Friday, November 16, 2012

Future of flexible work

Staying with the telework theme, this week was the inaugural 'Telework Week' here in New Zealand and I was invited to a lunch sponsored by Cisco, vodafone and other firms promoting awareness of 'telework,' which really means flexible and mobile work practices.

Anthony Weldon, HR Director at vodafone, NZ described how the company is radically re-thinking work.  Along with an expected shift toward mobility, they also have redesigned work space to reflect new, flexible ways of working.  It is not so much that it is a perfect solution (some people still like and/or need desks), but the fact that the company is experimenting and taking its own technological advice seriously is an important step into developing new ways of working.

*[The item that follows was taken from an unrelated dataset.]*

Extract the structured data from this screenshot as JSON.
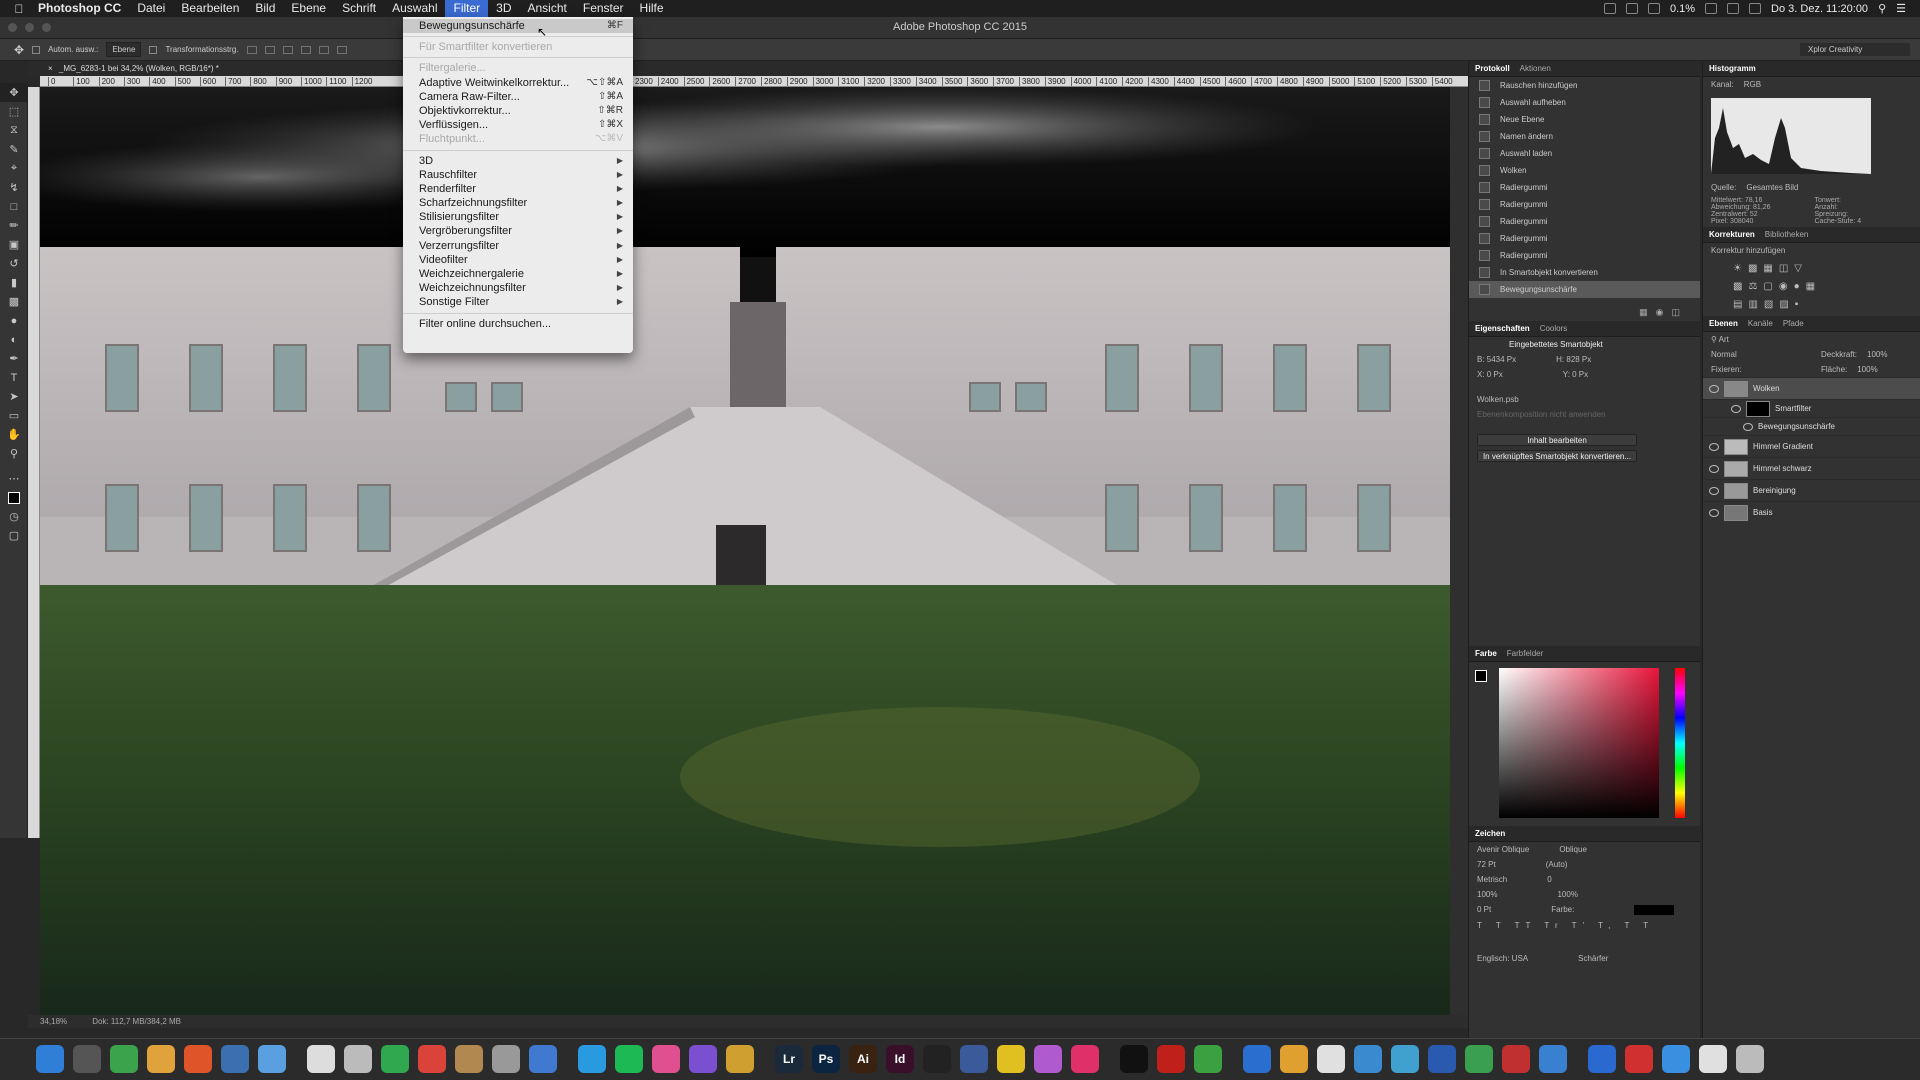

Geoff Lawrie, country manager of Cisco, NZ, gave an enlightening and energizing overview of some pretty impressive trends in global connectivity, much of which can be found in Cisco Connected World report.  Or, check out the short video summary of the report's key findings, which will shape the future of work.

For insightful commentary on 'millennials' (derived from the Cisco report), see Ben Stricker's blog.

Stricker's top ten findings of the 2011 Cisco Connected World Technology Report, with findings on the attitudes and behaviors of college students and young professionals from 14 countries:
  1. One of every three college students and young employees believes the Internet is a fundamental resource for the human race – as important as air, water, food and shelter. About half believe it is “pretty close” to that level of importance.
  2. More than half of the respondents said they could not live without the Internet and cite it as an “integral part of their lives.”
  3. If forced to make a choice between one or the other, two of three college students wouldchoose an Internet connection instead of a car.
  4. Two of five college students said the Internet is more important to them than dating, going out with friends, or listening to music; and more than one in four said saying updated on Facebook was more important than partying/dating/music/friends.
  5. Two of five said they would accept a lower-paying job that had more flexibility with regard to device choice, social media access, and mobility than a higher-paying job with less flexibility.
  6. More than half of college students said that if they encountered a company that banned access to social media, they would either not accept a job offer or would join and find a way to circumvent corporate policy.
  7. If given the choice of either losing their purse/wallet or mobile device, more than half said they’d rather lose their wallet/purse.
  8. Regarding security-related issues in the workplace, seven of every 10 employees admitted to knowingly breaking IT policies on a regular basis, and three of five believe they are not responsible for protecting corporate information and devices.
  9. One in five college students admitted standing outside of retail outlets to use free wireless connections.
  10. One in four experience identity theft before the age of 30, and two of five college students said they know of friends or family members who have experienced identity theft.

A colleague in Sydney also shared another recent report on the Future of Work, sponsored by Optus Australia about trends of mobile and other connective technologies looking out 3-5 years.